Today, most producers do not contribute financially to the management of the waste generated by their packaging. There is no national packaging register. No eco-modulated fees based on environmental impact. No effective mechanisms to monitor performance. Municipalities continue to bear the financial burden that should be covered by the industry, while informal collectors fill the institutional gap in practice.

Meanwhile, Albania is also in the process of revising its main waste management law, following the failure of the much-criticized incinerator model. This reform represents an opportunity to move away from fragmented and high-risk interventions toward building transparent, circular systems aligned with the EU acquis, including the Circular Economy mechanism, as well as to ensure compliance with the requirements of Regulation (EU) 2025/40.

The new regulation (EU) 2025/40 introduces binding targets, direct bans and clear responsibilities. By 2030, all packaging must be recyclable. By 2035, it must be recyclable at scale. Producers will be responsible for financing the collection, treatment and recycling of packaging waste, and for creating deposit return systems and reuse schemes.

The regulation also requires harmonized labeling and digital tracking to help consumers and authorities and sets minimum recycled content for plastic packaging. Unnecessary or oversized packaging, especially in e-commerce, will be fully banned. These are not policy aspirations. For every EU member state, they are immediate and mandatory obligations.

All of the above constitute real obstacles for Albania. Producers, exporters and importers will have to demonstrate packaging compliance to access the EU market. A failure to align could result in rejected products, loss of market access or exclusion from circular economy funding.

But alignment also brings opportunity. Green investments, new jobs and greater competitiveness, especially for recyclers and early movers. It strengthens the country’s credibility in the EU accession process.

To avoid repeating past mistakes, Albania must take a new and structured approach. Isolated legal reforms, financially unsupported policies and imported models without local adaptation can no longer be the norm. The country needs coordinated policymaking, institutional clarity and early engagement of all stakeholders in an open and inclusive process.

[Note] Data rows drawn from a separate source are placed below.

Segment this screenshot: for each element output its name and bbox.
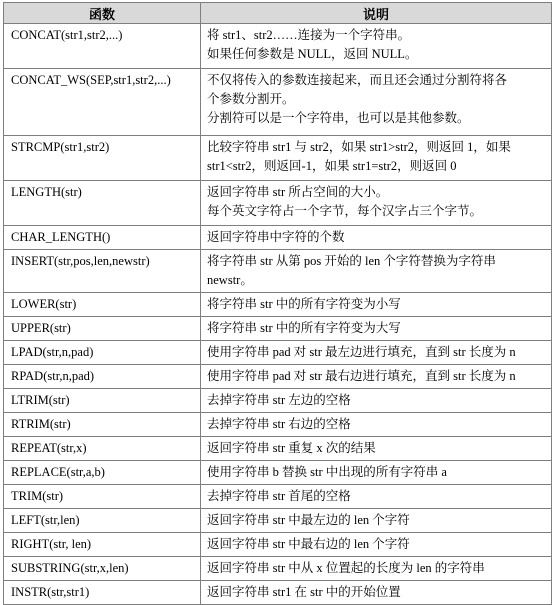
function-cell <box>4 250 201 293</box>
function-name: REPLACE(str,a,b) <box>11 465 105 479</box>
description-cell <box>201 250 552 293</box>
string-functions-document <box>3 2 551 605</box>
description-cell <box>201 69 552 136</box>
description-cell <box>201 317 552 341</box>
table-body <box>4 24 552 605</box>
function-name: RIGHT(str, len) <box>11 537 92 551</box>
function-name: SUBSTRING(str,x,len) <box>11 561 129 575</box>
function-name: STRCMP(str1,str2) <box>11 140 110 154</box>
description-cell <box>201 136 552 181</box>
description-line: 返回字符串 str 中从 x 位置起的长度为 len 的字符串 <box>207 561 485 575</box>
description-cell <box>201 437 552 461</box>
description-line: str1<str2，则返回-1，如果 str1=str2，则返回 0 <box>207 159 457 173</box>
function-cell <box>4 485 201 509</box>
table-row <box>4 250 552 293</box>
function-cell <box>4 226 201 250</box>
function-name: UPPER(str) <box>11 321 71 335</box>
function-name: LENGTH(str) <box>11 185 82 199</box>
function-cell <box>4 317 201 341</box>
function-name: RTRIM(str) <box>11 417 71 431</box>
description-line: 比较字符串 str1 与 str2，如果 str1>str2，则返回 1，如果 <box>207 140 511 154</box>
function-name: TRIM(str) <box>11 489 64 503</box>
table-row <box>4 226 552 250</box>
header-function: 函数 <box>4 3 201 24</box>
table-row <box>4 341 552 365</box>
description-cell <box>201 226 552 250</box>
function-cell <box>4 293 201 317</box>
table-row <box>4 181 552 226</box>
function-name: LEFT(str,len) <box>11 513 80 527</box>
table-row <box>4 485 552 509</box>
string-functions-table <box>3 2 552 605</box>
description-line: 去掉字符串 str 首尾的空格 <box>207 489 351 503</box>
function-name: INSTR(str,str1) <box>11 585 90 599</box>
header-description: 说明 <box>201 3 552 24</box>
description-cell <box>201 413 552 437</box>
description-line: newstr。 <box>207 273 253 287</box>
description-cell <box>201 389 552 413</box>
function-name: CONCAT(str1,str2,...) <box>11 28 123 42</box>
function-cell <box>4 389 201 413</box>
table-row <box>4 69 552 136</box>
table-row <box>4 365 552 389</box>
function-name: RPAD(str,n,pad) <box>11 369 95 383</box>
description-line: 分割符可以是一个字符串，也可以是其他参数。 <box>207 111 470 125</box>
description-line: 将字符串 str 中的所有字符变为小写 <box>207 297 401 311</box>
description-line: 返回字符串 str 重复 x 次的结果 <box>207 441 376 455</box>
function-cell <box>4 136 201 181</box>
function-cell <box>4 533 201 557</box>
description-line: 个参数分割开。 <box>207 92 295 106</box>
description-line: 将字符串 str 从第 pos 开始的 len 个字符替换为字符串 <box>207 254 496 268</box>
function-cell <box>4 581 201 605</box>
description-cell <box>201 293 552 317</box>
description-line: 使用字符串 pad 对 str 最右边进行填充，直到 str 长度为 n <box>207 369 516 383</box>
function-cell <box>4 181 201 226</box>
table-header-row <box>4 3 552 24</box>
description-line: 使用字符串 pad 对 str 最左边进行填充，直到 str 长度为 n <box>207 345 516 359</box>
description-line: 将 str1、str2……连接为一个字符串。 <box>207 28 411 42</box>
description-cell <box>201 365 552 389</box>
table-row <box>4 437 552 461</box>
function-cell <box>4 461 201 485</box>
function-cell <box>4 413 201 437</box>
function-name: CHAR_LENGTH() <box>11 230 111 244</box>
table-row <box>4 461 552 485</box>
description-cell <box>201 533 552 557</box>
description-line: 不仅将传入的参数连接起来，而且还会通过分割符将各 <box>207 73 508 87</box>
description-cell <box>201 24 552 69</box>
description-line: 如果任何参数是 NULL，返回 NULL。 <box>207 47 418 61</box>
function-name: LOWER(str) <box>11 297 77 311</box>
function-cell <box>4 341 201 365</box>
table-row <box>4 509 552 533</box>
function-cell <box>4 557 201 581</box>
description-line: 去掉字符串 str 左边的空格 <box>207 393 351 407</box>
description-line: 返回字符串 str 中最左边的 len 个字符 <box>207 513 410 527</box>
function-cell <box>4 69 201 136</box>
function-name: LTRIM(str) <box>11 393 70 407</box>
description-line: 每个英文字符占一个字节，每个汉字占三个字节。 <box>207 204 483 218</box>
function-cell <box>4 437 201 461</box>
description-cell <box>201 461 552 485</box>
table-row <box>4 317 552 341</box>
description-cell <box>201 509 552 533</box>
description-line: 返回字符串 str 中最右边的 len 个字符 <box>207 537 410 551</box>
description-line: 将字符串 str 中的所有字符变为大写 <box>207 321 401 335</box>
function-name: REPEAT(str,x) <box>11 441 87 455</box>
description-line: 返回字符串 str1 在 str 中的开始位置 <box>207 585 401 599</box>
table-row <box>4 581 552 605</box>
description-cell <box>201 485 552 509</box>
description-cell <box>201 341 552 365</box>
function-name: INSERT(str,pos,len,newstr) <box>11 254 150 268</box>
table-row <box>4 557 552 581</box>
table-row <box>4 389 552 413</box>
description-line: 返回字符串 str 所占空间的大小。 <box>207 185 389 199</box>
table-row <box>4 413 552 437</box>
function-name: CONCAT_WS(SEP,str1,str2,...) <box>11 73 171 87</box>
description-cell <box>201 181 552 226</box>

The government must provide long term legal certainty and planning. The industry must take responsibility by organizing and contributing. Municipalities, producers, recyclers and civil society must be involved from the earliest stages, not just after a law is adopted.

This is not merely a technical reform about waste management. It is a structural shift in how the country builds its environmental and economic future. EPR is no longer a policy choice, but it is a condition for EU membership and an opportunity to lead the transition toward a cleaner, more sustainable and better integrated Albania.

Rather than wait for the perfect law, producers, retailers and recyclers should begin organizing into collective structures, raising awareness and educating the market about the duties and benefits of EPR. This process must include citizens and consumers, who should understand their role in separating and returning packaging, using deposit systems and making daily choices that affect the environment.

The government, for its part, must act as an enabler, not just a regulator. It should encourage early engagement through fiscal incentives, official recognition of voluntary efforts and permanent platforms for public private cooperation and meaningful consultation.

No actor who is ready to act should be held back by legal gaps. On the contrary, early movers should be supported as part of the solution.

If all sides work together with coordinated steps, Albania can build a reliable and functional system that not only meets EU standards but also reflects a real commitment to institutional responsibility and sustainable development. This is the moment to show that the country is ready not just for membership, but to take the green step toward Europe.